What the Data Tells Us
When we apply the churn metric to Milwaukee, a stark reality emerges. Over the past decade, the churn rate for ECE programs in Milwaukee has ranged from 30% to 41%. This means that in any given year, more than one-third of programs are either opening or closing.
Across the rest of Wisconsin, churn rates are significantly lower – ranging from 16% to 22%. Even more telling, Milwaukee’s lowest churn rate is still higher than the state’s highest. This points to a level of instability that is both persistent and uniquely concentrated.
“The consistently high churn rate – even in years when overall provider counts appeared stable – is striking,” said Paula Drew, director of ECE policy and research at WECA and a member of the Stability Project advisory group. “It reinforces that the system experiences constant movement beneath the surface, and that a stable provider count can mask significant instability.”
Why This Matters Now
Understanding churn isn’t just about better data – it’s about better decision-making.

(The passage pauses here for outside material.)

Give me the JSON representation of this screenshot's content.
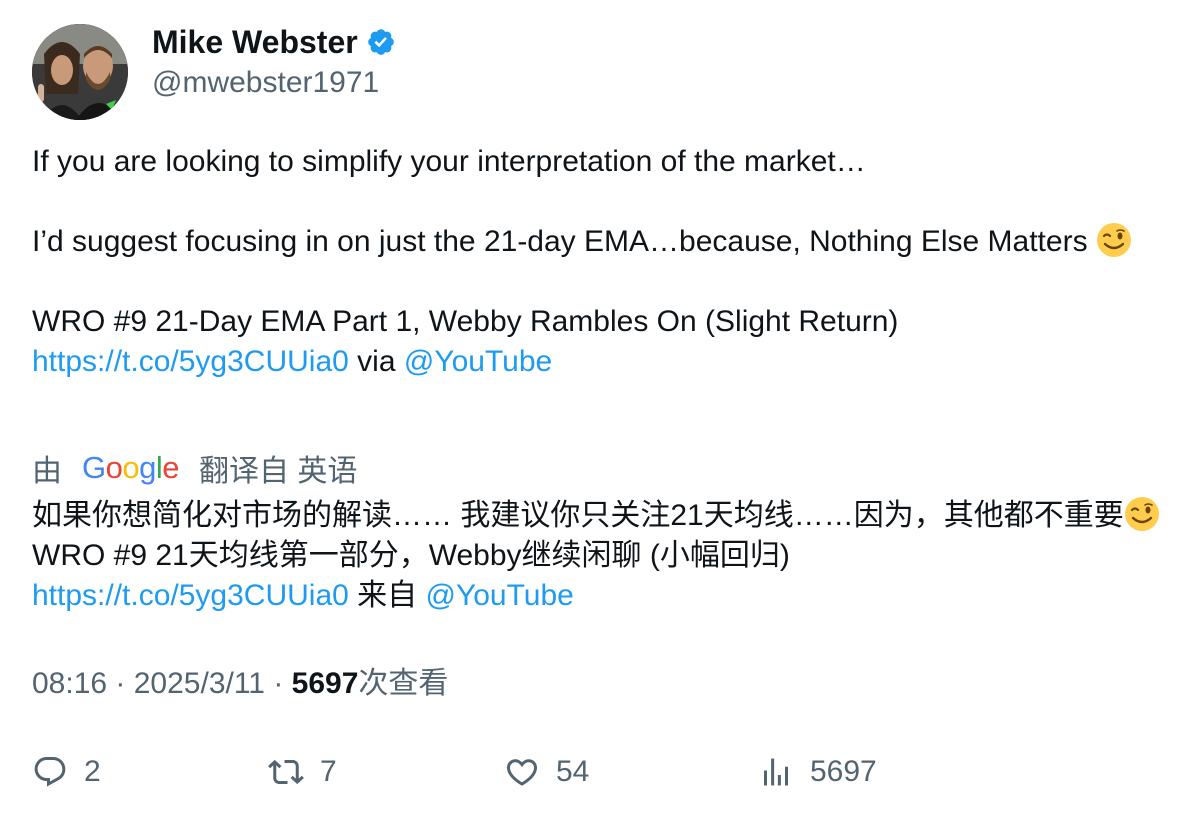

By identifying where instability is happening and how often programs are turning over, this metric gives advocates, policymakers and system leaders a stronger foundation to act.
“By tracking provider churn, resources can be strategically deployed to support ECE programs and maintain family access to child care,” said Samantha Reynoso, Milwaukee Succeeds’ research and evaluation manager.
And when paired with focus groups and qualitative research, churn does more than measure change – it helps explain it.
“I think the most important contribution of this work is that it makes instability visible,” Drew said. “It challenges the assumption that replacing closed programs with new ones is sufficient and instead centers program persistence as a core policy goal.”
That shift matters – because the first step toward addressing instability is being able to see it clearly.
Building Toward Solutions
The churn metric is just the beginning. Alongside stability (the number of programs open through an entire calendar year) and closure rates, it’s part of a broader effort to better understand how the ECE system is functioning and where it’s under strain.
Together, these metrics lay the groundwork for identifying patterns, understanding root causes and developing solutions that support both our early educators and our families.
“Overall, the data help paint a more comprehensive picture of what is happening within the ECE system,” Drew said. “What gets measured gets managed better – with right-sized and place-based solutions.”
This work is about more than numbers. It’s about ensuring that families have access to consistent care, that early educators can sustain their programs and that communities can continue to flourish – even in the face of change.